De acordo com o conceito de Afrânio de Carvalho, na mesma obra acima mencionada, “O princípio da especialidade significa que toda inscrição dever recair sobre um objeto precisamente individuado”, e, ao se referir ao mandamento da individuação do imóvel lançado no regulamento dos registros públicos, consigna que “Além de abranger a generalidade dos atos, contratuais e judiciais, o mandamento compreende também a generalidade dos imóveis, urbanos e rurais, exigindo a cabal individuação de todos para a inscrição no registro”, e que “A sua descrição no título há de conduzir ao espírito do leitor essa imagem. Se a escritura de alteração falhar nesse sentido, por deficiência de especialização, terá de ser completada por outra de rerratificação, que aperfeiçoe a figura do imóvel deixada inacabada na primeira.
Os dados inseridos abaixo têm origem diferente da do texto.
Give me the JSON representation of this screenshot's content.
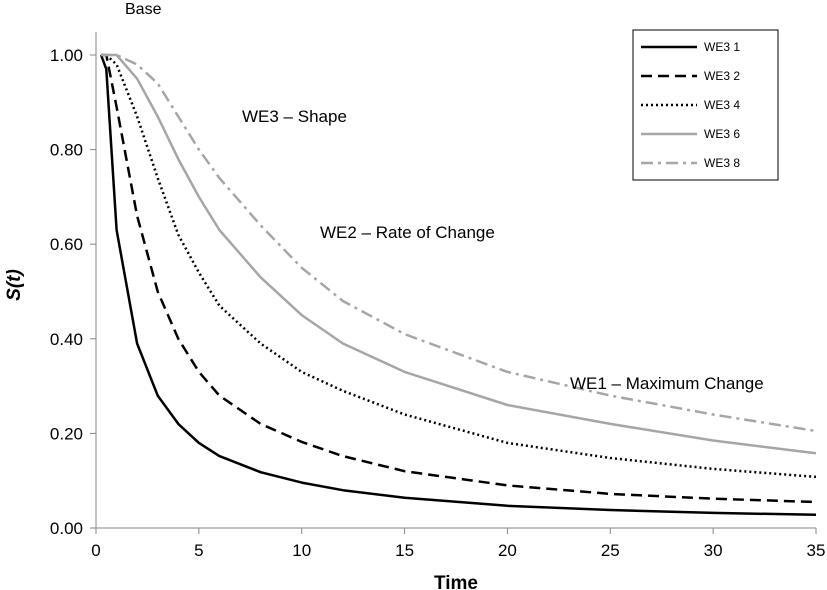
{
  "chart_data": {
    "type": "line",
    "title": "Base",
    "xlabel": "Time",
    "ylabel": "S(t)",
    "xlim": [
      0,
      35
    ],
    "ylim": [
      0,
      1.0
    ],
    "x_ticks": [
      "0",
      "5",
      "10",
      "15",
      "20",
      "25",
      "30",
      "35"
    ],
    "y_ticks": [
      "0.00",
      "0.20",
      "0.40",
      "0.60",
      "0.80",
      "1.00"
    ],
    "grid": false,
    "legend_position": "top-right",
    "annotations": [
      "WE3 – Shape",
      "WE2 – Rate of Change",
      "WE1 – Maximum Change"
    ],
    "x": [
      0.25,
      0.5,
      1,
      2,
      3,
      4,
      5,
      6,
      8,
      10,
      12,
      15,
      20,
      25,
      30,
      35
    ],
    "series": [
      {
        "name": "WE3 1",
        "color": "#000000",
        "dash": "solid",
        "values": [
          1.0,
          0.97,
          0.63,
          0.39,
          0.28,
          0.22,
          0.18,
          0.152,
          0.118,
          0.096,
          0.08,
          0.064,
          0.047,
          0.038,
          0.032,
          0.028
        ]
      },
      {
        "name": "WE3 2",
        "color": "#000000",
        "dash": "dashed",
        "values": [
          1.0,
          1.0,
          0.89,
          0.66,
          0.5,
          0.4,
          0.33,
          0.28,
          0.22,
          0.182,
          0.152,
          0.12,
          0.09,
          0.072,
          0.062,
          0.055
        ]
      },
      {
        "name": "WE3 4",
        "color": "#000000",
        "dash": "dotted",
        "values": [
          1.0,
          1.0,
          0.98,
          0.87,
          0.74,
          0.62,
          0.54,
          0.47,
          0.39,
          0.33,
          0.29,
          0.24,
          0.18,
          0.148,
          0.125,
          0.108
        ]
      },
      {
        "name": "WE3 6",
        "color": "#a6a6a6",
        "dash": "solid",
        "values": [
          1.0,
          1.0,
          1.0,
          0.95,
          0.87,
          0.78,
          0.7,
          0.63,
          0.53,
          0.45,
          0.39,
          0.33,
          0.26,
          0.22,
          0.185,
          0.158
        ]
      },
      {
        "name": "WE3 8",
        "color": "#a6a6a6",
        "dash": "dashdot",
        "values": [
          1.0,
          1.0,
          1.0,
          0.98,
          0.94,
          0.87,
          0.8,
          0.74,
          0.64,
          0.55,
          0.48,
          0.41,
          0.33,
          0.28,
          0.24,
          0.205
        ]
      }
    ]
  }
}
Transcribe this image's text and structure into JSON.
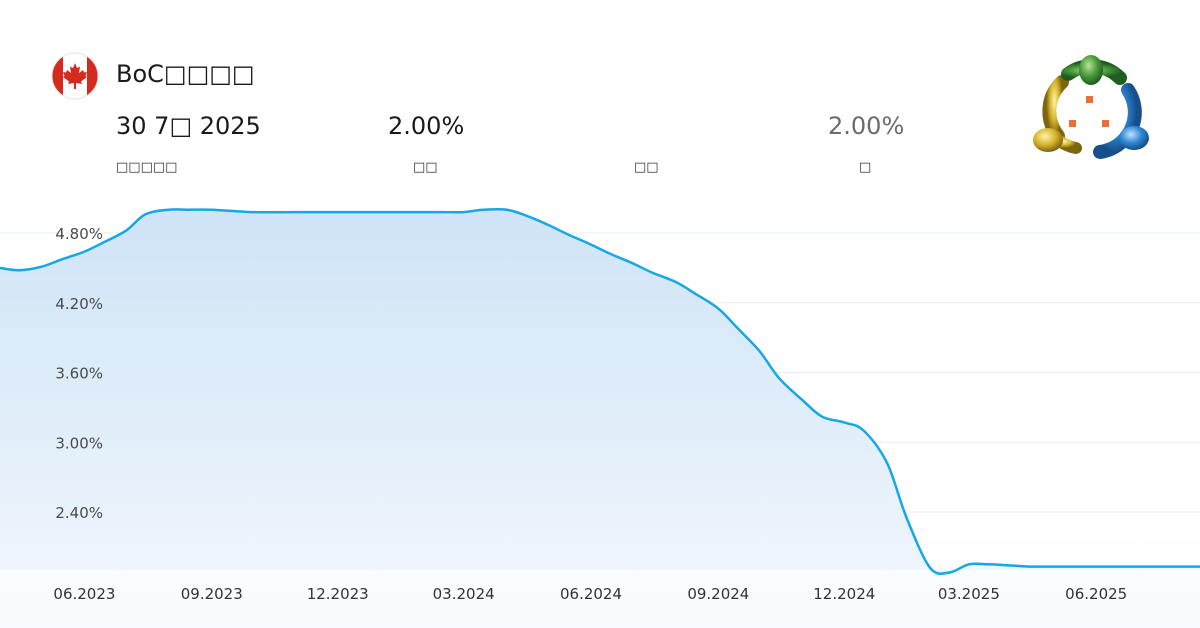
{
  "header": {
    "title": "BoC□□□□",
    "date": "30 7□ 2025",
    "date_label": "□□□□□",
    "actual": "2.00%",
    "actual_label": "□□",
    "forecast": "",
    "forecast_label": "□□",
    "previous": "2.00%",
    "previous_label": "□",
    "flag_icon": "canada-flag-icon",
    "logo_icon": "metatrader-logo-icon"
  },
  "colors": {
    "line": "#15a7e6",
    "fill_top": "#cfe4f7",
    "fill_bottom": "#eef5fc",
    "grid": "#e6edf3",
    "flag_red": "#d52b1e"
  },
  "chart_data": {
    "type": "area",
    "title": "",
    "xlabel": "",
    "ylabel": "",
    "ylim": [
      1.8,
      5.1
    ],
    "yticks": [
      2.4,
      3.0,
      3.6,
      4.2,
      4.8
    ],
    "ytick_labels": [
      "2.40%",
      "3.00%",
      "3.60%",
      "4.20%",
      "4.80%"
    ],
    "xlim": [
      "2023-04-01",
      "2025-08-15"
    ],
    "xticks": [
      "2023-06-01",
      "2023-09-01",
      "2023-12-01",
      "2024-03-01",
      "2024-06-01",
      "2024-09-01",
      "2024-12-01",
      "2025-03-01",
      "2025-06-01"
    ],
    "xtick_labels": [
      "06.2023",
      "09.2023",
      "12.2023",
      "03.2024",
      "06.2024",
      "09.2024",
      "12.2024",
      "03.2025",
      "06.2025"
    ],
    "grid": true,
    "legend": "none",
    "series": [
      {
        "x": [
          "2023-04-01",
          "2023-04-15",
          "2023-05-01",
          "2023-05-15",
          "2023-06-01",
          "2023-06-15",
          "2023-07-01",
          "2023-07-15",
          "2023-08-01",
          "2023-08-15",
          "2023-09-01",
          "2023-10-01",
          "2023-11-01",
          "2023-12-01",
          "2024-01-01",
          "2024-02-01",
          "2024-02-15",
          "2024-03-01",
          "2024-03-15",
          "2024-04-01",
          "2024-04-15",
          "2024-05-01",
          "2024-05-15",
          "2024-06-01",
          "2024-06-15",
          "2024-07-01",
          "2024-07-15",
          "2024-08-01",
          "2024-08-15",
          "2024-09-01",
          "2024-09-15",
          "2024-10-01",
          "2024-10-15",
          "2024-11-01",
          "2024-11-15",
          "2024-12-01",
          "2024-12-15",
          "2025-01-01",
          "2025-01-15",
          "2025-02-01",
          "2025-02-15",
          "2025-03-01",
          "2025-03-15",
          "2025-04-01",
          "2025-04-15",
          "2025-05-01",
          "2025-06-01",
          "2025-07-01",
          "2025-08-15"
        ],
        "values": [
          4.5,
          4.48,
          4.51,
          4.57,
          4.64,
          4.72,
          4.82,
          4.96,
          5.0,
          5.0,
          5.0,
          4.98,
          4.98,
          4.98,
          4.98,
          4.98,
          4.98,
          4.98,
          5.0,
          5.0,
          4.95,
          4.87,
          4.79,
          4.7,
          4.62,
          4.54,
          4.46,
          4.38,
          4.28,
          4.15,
          3.98,
          3.78,
          3.55,
          3.36,
          3.22,
          3.17,
          3.1,
          2.82,
          2.35,
          1.92,
          1.88,
          1.95,
          1.95,
          1.94,
          1.93,
          1.93,
          1.93,
          1.93,
          1.93
        ]
      }
    ]
  }
}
Do contrário, não obterá registro.”
Neste sentido os precedentes trazidos pelo registrador e que bem se enquadram ao caso em tela: Apelações Cíveis números 745-6/1; 1.204-6/0; 943-6/5 e 0017110.60.2008.8.26.0348 (fls.4/13).
Na Apelação Cível n.º 0001243-53.2013.8.26.0315, por mim relatada, e que também teve como apelante a empresa Gás Natural São Paulo Sul, do mesmo modo, foi decidido acerca da necessidade da prévia retificação da área serviente, para possibilitar o registro do título apresentado. A ementa assim dispõe:
“REGISTRO DE IMÓVEIS – FALTA DE REPRESENTAÇÃO – ADVOGADO NÃO CONSTITUÍDO PELA APELANTE NOS AUTOS – PREJUDICIALIDADE – EXAME EM TESE DA PERTINÊNCIA DA RECUSA – ESCRITURA DE INSTITUIÇÃO DE SERVIDÃO DE PASSAGEM – DESCRIÇÃO PRECÁRIA DO IMÓVEL SERVIENTE – NECESSIDADE DE PRÉVIA RETIFICAÇÃO A FIM DE PERMITIR A CORRETA LOCALIZAÇÃO DA SERVIDÃO DO IMÓVEL SERVIENTE – PRECEDENTES DO CONSELHO SUPERIOR DA MAGISTRATURA – RECURSO NÃO CONHECIDO.”
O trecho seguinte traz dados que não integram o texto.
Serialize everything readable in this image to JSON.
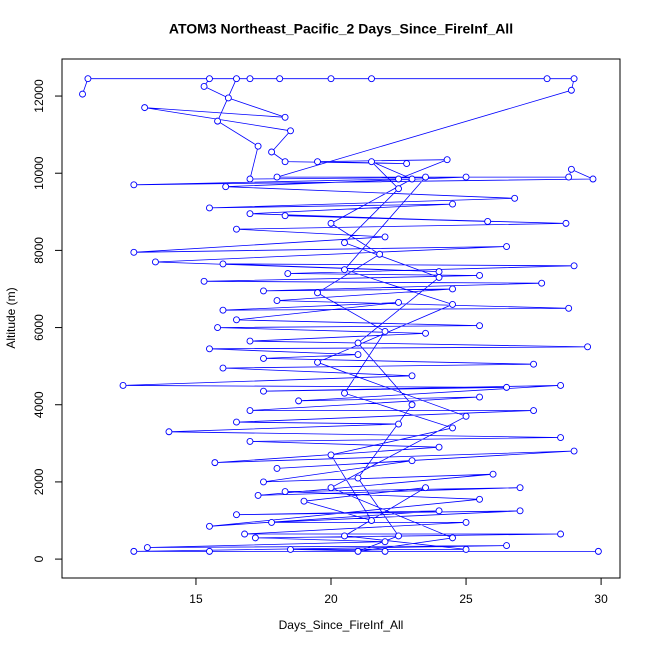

Em suma, é a matrícula que define, em toda a sua extensão, modalidades e limitações, a situação jurídica do imóvel, razão pela qual sua abertura, mesmo para fins de registro de instituição de servidão administrativa, deve ser feita em observância ao mencionado artigo 228 da Lei de Registros Públicos (o artigo 196 tem a mesma redação) desde que os elementos constantes do título e do registro anterior sejam suficientes e preenchidos os requisitos registrários, no caso, o da especialidade objetiva, o que não se verifica no caso vertente.
O argumento de que é ônus do proprietário do imóvel promover sua retificação não serve de justificativa para afastar a exigência prevista em lei. Além do mais, embora o titular do domínio tenha como regra legitimidade para pedir a retificação da área, nada obsta que tal pretensão seja apresentada por quem demonstre interesse, como é o caso da apelante, que necessita da retificação para possibilitar o registro do título apresentado, pois, não seria razoável que ficasse à mercê da inércia de terceira pessoa quanto a tal providência.
É neste sentido que deve ser interpretada a expressão “interessado” trazida no artigo 213, inciso I, da Lei de Registros Público, e que confere à recorrente legitimidade para requerer a retificação.
Por fim, a qualificação da titular do direito real, Ordem Carmelitana Descalça No Brasil, na procuração outorgada ao seu advogado na ação da qual foi extraída a carta de sentença, é suficiente à sua identificação e, portanto, não configura óbice ao registro.
Isto posto, nego provimento ao recurso.